Geusens Eric, Pans Steven, Prinsloo Janine, Fourneau Inge

机构信息

Department of Radiology, University Hospitals Leuven, Belgium.

出版信息

Eur J Emerg Med. 2005 Aug;12(4):179-84. doi: 10.1097/00063110-200508000-00006.

Abstract

Mediastinal widening is a frequent radiological finding in the emergency department patient. The causes of mediastinal widening can be divided into traumatic and nontraumatic mediastinal widening. An important association of moderate to high velocity trauma is the mediastinal haematoma. It may be the result of traumatic transsection of the aorta, or it may be due to bleeding from other mediastinal vessels. Before the era of multidetector spiral CT, angiography was the gold standard for the evaluation of patients with a widened mediastinum. Meanwhile, angiography as a risk-carrying invasive examination has widely been replaced by MDCT. However, conventional radiography remains an important diagnostic tool; so does angiography, especially in the context of interventional radiology. Multidetector spiral CT plays an important role (Alkadhi et al., Radiographics 2004; 24:1239-1255), but usually as a second line procedure. This article discusses the radiological signs of traumatic mediastinal widening. Different traumatic lesions resulting in a widened mediastinum are presented, and some nontraumatic causes of a widened mediastinum are shown, in order to facilitate the differentiation between both entities.

摘要

纵隔增宽是急诊科患者常见的影像学表现。

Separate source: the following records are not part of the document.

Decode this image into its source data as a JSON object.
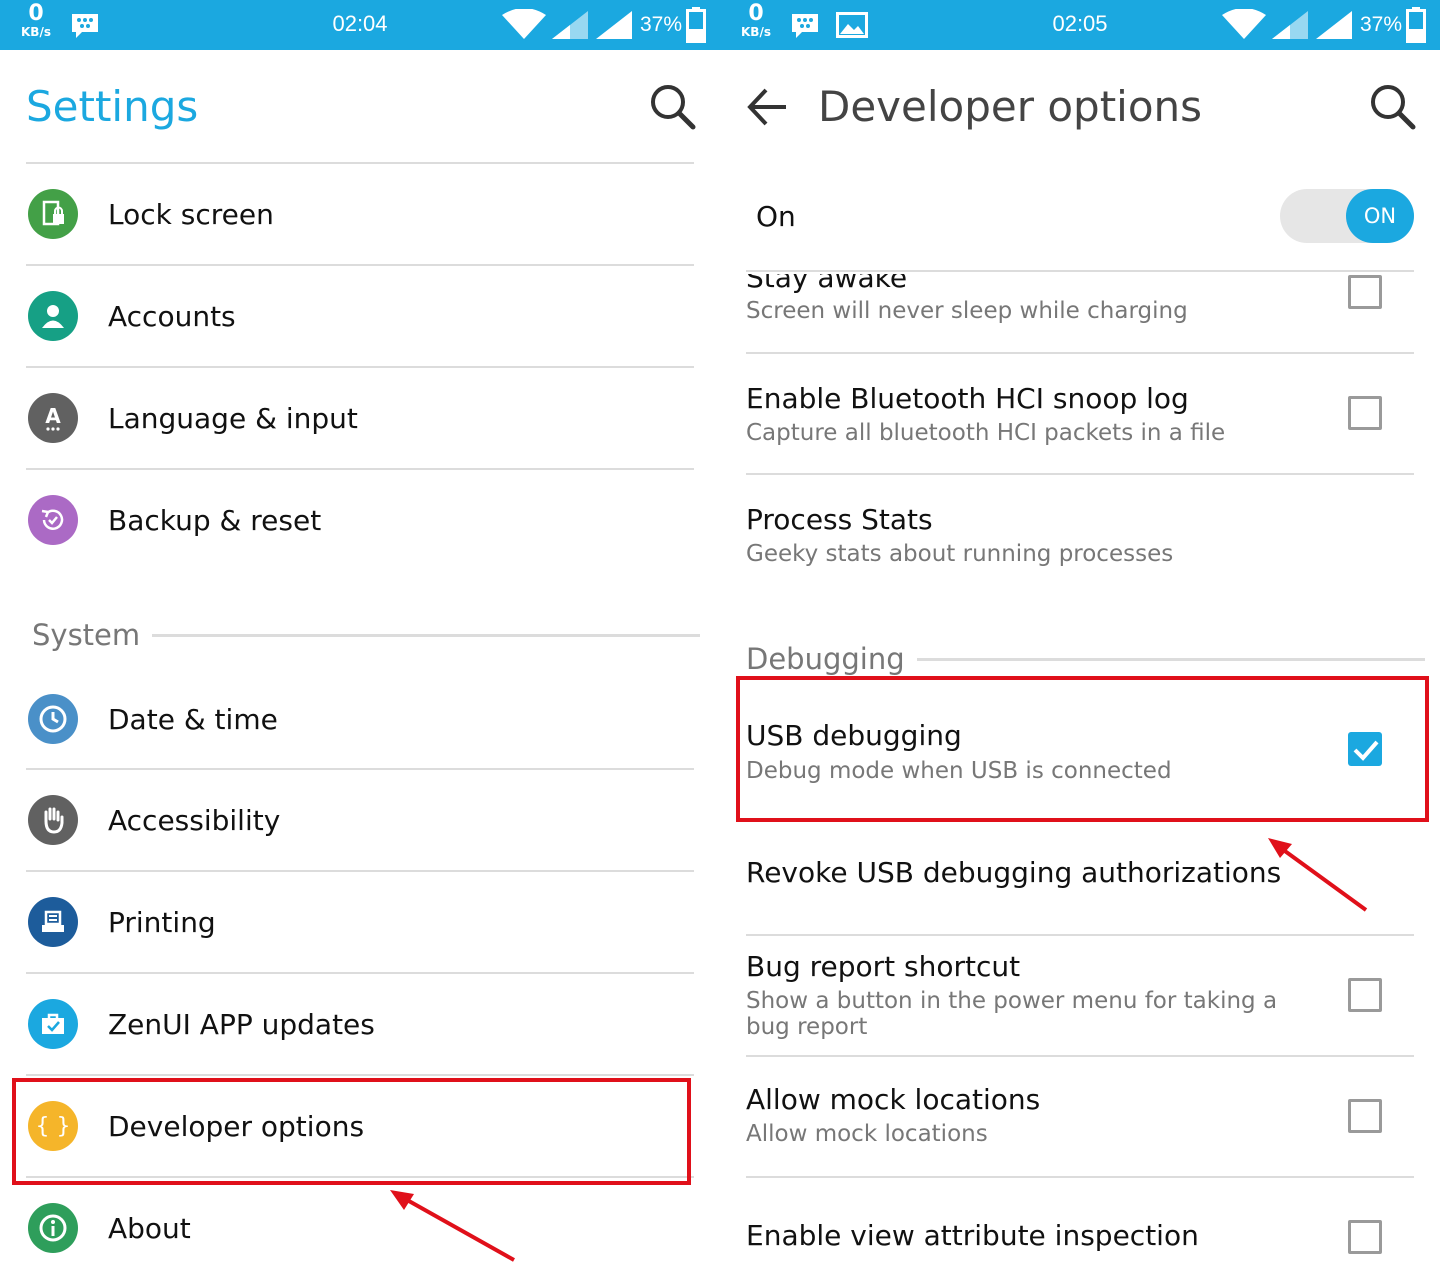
{
  "left": {
    "status_bar": {
      "speed_value": "0",
      "speed_unit": "KB/s",
      "time": "02:04",
      "battery": "37%"
    },
    "title": "Settings",
    "items_top": [
      {
        "label": "Lock screen",
        "icon": "lock-screen-icon",
        "color": "#43a047"
      },
      {
        "label": "Accounts",
        "icon": "accounts-icon",
        "color": "#16a085"
      },
      {
        "label": "Language & input",
        "icon": "language-icon",
        "color": "#616161"
      },
      {
        "label": "Backup & reset",
        "icon": "backup-icon",
        "color": "#ab6ac5"
      }
    ],
    "section_system": "System",
    "items_system": [
      {
        "label": "Date & time",
        "icon": "clock-icon",
        "color": "#4a90c8"
      },
      {
        "label": "Accessibility",
        "icon": "hand-icon",
        "color": "#616161"
      },
      {
        "label": "Printing",
        "icon": "printer-icon",
        "color": "#1d5c9b"
      },
      {
        "label": "ZenUI APP updates",
        "icon": "briefcase-icon",
        "color": "#1ba8e0"
      },
      {
        "label": "Developer options",
        "icon": "braces-icon",
        "color": "#f5b52a"
      },
      {
        "label": "About",
        "icon": "info-icon",
        "color": "#2e9e5b"
      }
    ]
  },
  "right": {
    "status_bar": {
      "speed_value": "0",
      "speed_unit": "KB/s",
      "time": "02:05",
      "battery": "37%"
    },
    "title": "Developer options",
    "master": {
      "label": "On",
      "toggle_text": "ON"
    },
    "items": [
      {
        "title": "Stay awake",
        "subtitle": "Screen will never sleep while charging",
        "checked": false
      },
      {
        "title": "Enable Bluetooth HCI snoop log",
        "subtitle": "Capture all bluetooth HCI packets in a file",
        "checked": false
      },
      {
        "title": "Process Stats",
        "subtitle": "Geeky stats about running processes"
      }
    ],
    "section_debugging": "Debugging",
    "debug_items": [
      {
        "title": "USB debugging",
        "subtitle": "Debug mode when USB is connected",
        "checked": true
      },
      {
        "title": "Revoke USB debugging authorizations"
      },
      {
        "title": "Bug report shortcut",
        "subtitle": "Show a button in the power menu for taking a bug report",
        "checked": false
      },
      {
        "title": "Allow mock locations",
        "subtitle": "Allow mock locations",
        "checked": false
      },
      {
        "title": "Enable view attribute inspection",
        "checked": false
      }
    ]
  },
  "accent_color": "#1ba8e0",
  "highlight_color": "#e0101a"
}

纵隔增宽的原因可分为创伤性和非创伤性纵隔增宽。中高速创伤的一个重要关联是纵隔血肿。它可能是主动脉创伤性横断的结果,也可能是其他纵隔血管出血所致。在多排螺旋CT时代之前,血管造影是评估纵隔增宽患者的金标准。与此同时,血管造影作为一种有风险的侵入性检查已被多排螺旋CT广泛取代。然而,传统放射学仍然是一种重要的诊断工具;血管造影也是如此,尤其是在介入放射学领域。多排螺旋CT发挥着重要作用(Alkadhi等人,《放射影像学》2004年;24:1239 - 1255),但通常作为二线检查方法。本文讨论创伤性纵隔增宽的影像学征象。介绍了导致纵隔增宽的不同创伤性病变,并展示了一些纵隔增宽的非创伤性原因,以便于区分这两种情况。